When I mentioned the Oxford “study” — in fact a model showing what plausible inputs could produce what we’ve seen, one of which was a very low IFR and huge number of people already infected — he didn’t endorse it, but said “I think a lot of people have underestimated how far this has already spread, and how early.” Davey Smith also thinks that those Imperial figures could well be an underestimate. I have no idea if they’re right or wrong, but whether they are or not matters a great deal.
For the record, to take us back to the beginning, Peter Hitchens had flatly misunderstood what was going on. The 500,000 number was a worst-case scenario if we did nothing; the 20,000 was Ferguson’s team’s estimate of what we’d see now that social-distancing measures and so on are in place.
The 5,000 wasn’t from Ferguson’s team at all but from an electrical engineering group also at Imperial who just eyeballed the death curve on the China graph, fitted the UK numbers so far onto that, and extrapolated from there. “They explicitly say they’re not doing any epidemiological modelling at all,” says Spiegelhalter, “and they retracted it two days later on Twitter,” after it became obvious that it was wrong.
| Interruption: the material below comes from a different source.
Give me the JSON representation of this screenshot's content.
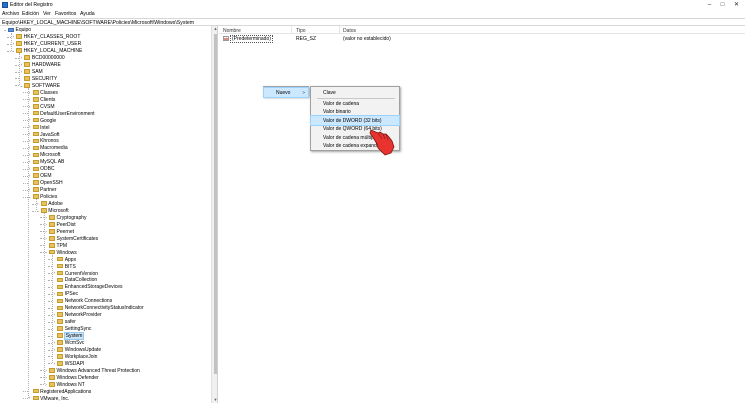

But we shouldn’t be complacent and assume that, just because people are misunderstanding what the modellers are doing, the models must be correct. Everything that comes out of them is the product of what goes in, and all of that is going to be wrong, to some degree. “The key point is that the numbers we have now are not correct,” says Ritchie. 
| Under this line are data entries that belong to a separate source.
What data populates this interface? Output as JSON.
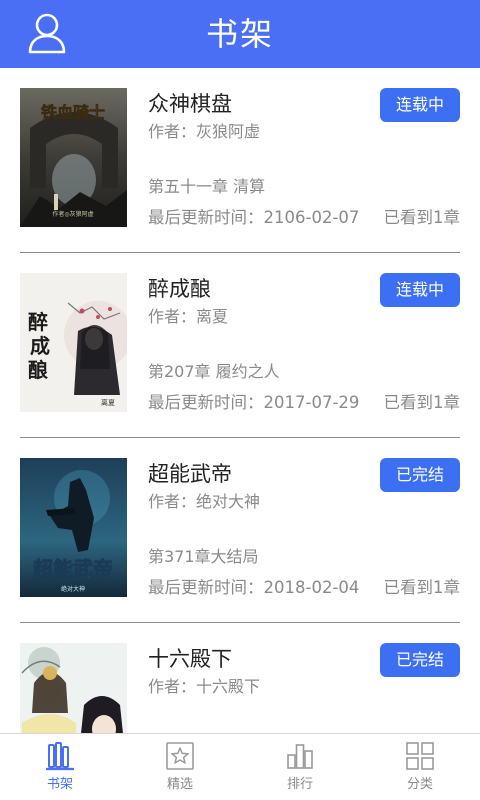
{
  "header": {
    "title": "书架",
    "user_icon": "user-icon"
  },
  "colors": {
    "primary": "#4a6ff4",
    "badge": "#3d6ff3",
    "text_main": "#222222",
    "text_muted": "#8a8a8a"
  },
  "books": [
    {
      "title": "众神棋盘",
      "author": "作者：灰狼阿虚",
      "chapter": "第五十一章 清算",
      "updated": "最后更新时间：2106-02-07",
      "progress": "已看到1章",
      "status": "连载中",
      "cover_text": "铁血骑士",
      "cover_sub": "作者◎灰狼阿虚"
    },
    {
      "title": "醉成酿",
      "author": "作者：离夏",
      "chapter": "第207章  履约之人",
      "updated": "最后更新时间：2017-07-29",
      "progress": "已看到1章",
      "status": "连载中",
      "cover_text": "醉成酿",
      "cover_sub": "离夏"
    },
    {
      "title": "超能武帝",
      "author": "作者：绝对大神",
      "chapter": "第371章大结局",
      "updated": "最后更新时间：2018-02-04",
      "progress": "已看到1章",
      "status": "已完结",
      "cover_text": "超能武帝",
      "cover_sub": "绝对大神"
    },
    {
      "title": "十六殿下",
      "author": "作者：十六殿下",
      "chapter": "",
      "updated": "",
      "progress": "",
      "status": "已完结"
    }
  ],
  "nav": [
    {
      "label": "书架",
      "icon": "bookshelf-icon",
      "active": true
    },
    {
      "label": "精选",
      "icon": "star-icon",
      "active": false
    },
    {
      "label": "排行",
      "icon": "ranking-icon",
      "active": false
    },
    {
      "label": "分类",
      "icon": "category-grid-icon",
      "active": false
    }
  ]
}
If you look back to previous outbreaks, such as the 2009 swine flu epidemic, the numbers people were using while it was still going on were wildly different from the ones scientists settled on afterward: early estimates in 2009 were between 0.1% and 5.1%; the eventual WHO estimate was just 0.02%, similar to seasonal flu. In a fast-moving situation, it is easy to make large mistakes. (In either direction! I am not suggesting that the Covid-19 situation will necessarily be similarly overstated.)
These models are the best information we have at the moment. But they are hugely uncertain, and likely to be wrong. All we can do is try to get better information for them, and make the best decisions we can under conditions of appalling uncertainty — and be forgiving of the modellers who are desperately trying to make life-changing, history-changing decisions at high speed and with bad data.